American television producer, executive producer of Sesame Street

Carol-Lynn Parente (born December 15, 1963) is an American television producer, known as the executive producer of the children's educational TV series Sesame Street and creating the PBS KIDS series Hero Elementary & Skillsville.

==Early life==
Carol-Lynn Parente was born in Queens, and grew up in West Milford, New Jersey. She majored in marketing and economics at Rutgers University.

==Career==
Parente began working on the children's educational TV series Sesame Street as a post Production Assistant.
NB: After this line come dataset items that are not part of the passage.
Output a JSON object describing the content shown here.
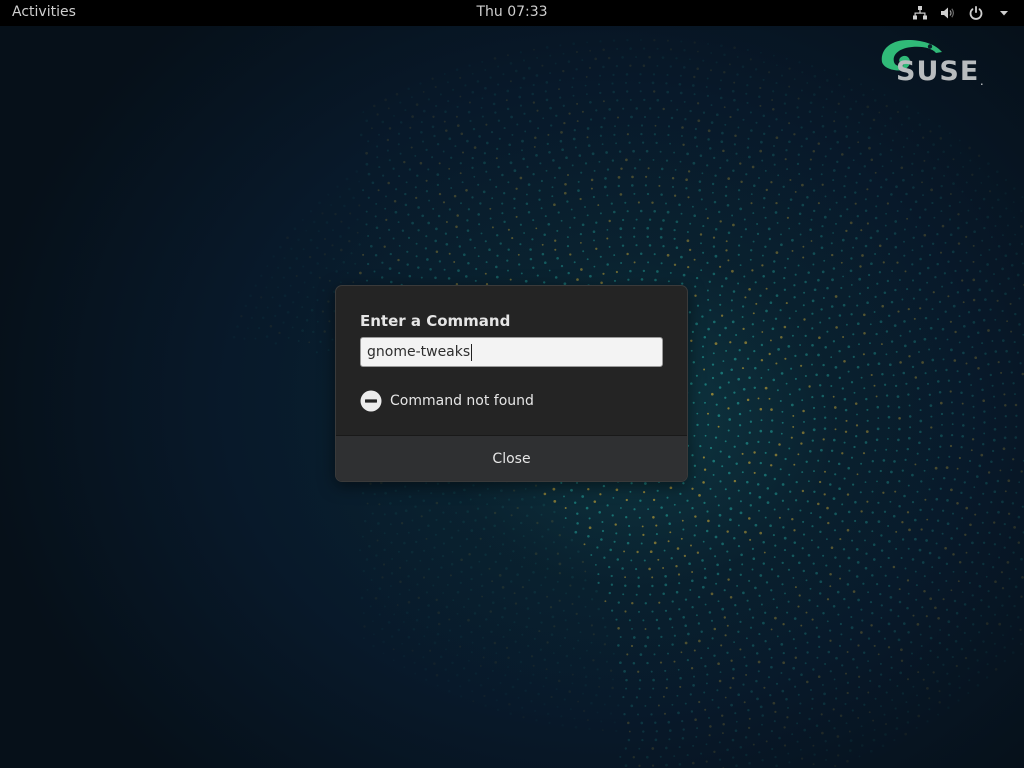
{
  "top_bar": {
    "activities_label": "Activities",
    "clock": "Thu 07:33",
    "icons": [
      "network-wired-icon",
      "volume-icon",
      "power-icon",
      "menu-arrow-icon"
    ]
  },
  "logo": {
    "wordmark": "SUSE",
    "accent_color": "#30ba78"
  },
  "run_dialog": {
    "title": "Enter a Command",
    "command_value": "gnome-tweaks",
    "error_icon": "minus-circle-icon",
    "error_message": "Command not found",
    "close_label": "Close"
  },
  "colors": {
    "topbar_bg": "#000000",
    "dialog_bg": "#242424",
    "dots_teal": "#1f8f8a",
    "dots_gold": "#b59a36"
  }
}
Parente managed the animation and post production of the show's Elmo's World segment, introduced to the show in 1998. She has also done similar work on Elmo's World: Happy Holidays and Kids Favorite Songs 2, both of which were winners of Telly Awards.

She was promoted to the position of executive producer in June 2005. She has won multiple Emmy Awards for her work on the show. As senior producer, Parente shared the Emmy Award in 2006 for "Outstanding Pre-School Children's Series", the seventh award she has earned.

==Personal life==
Parente lives in Union City, New Jersey.

==Awards and accolades==
In 2008 Parente was honored at the second annual Showtime 2009 gala at the Park Performing Arts Center in Union City, where she lives. She was given an award for her work, which she accepted with help from the Sesame Street character Elmo.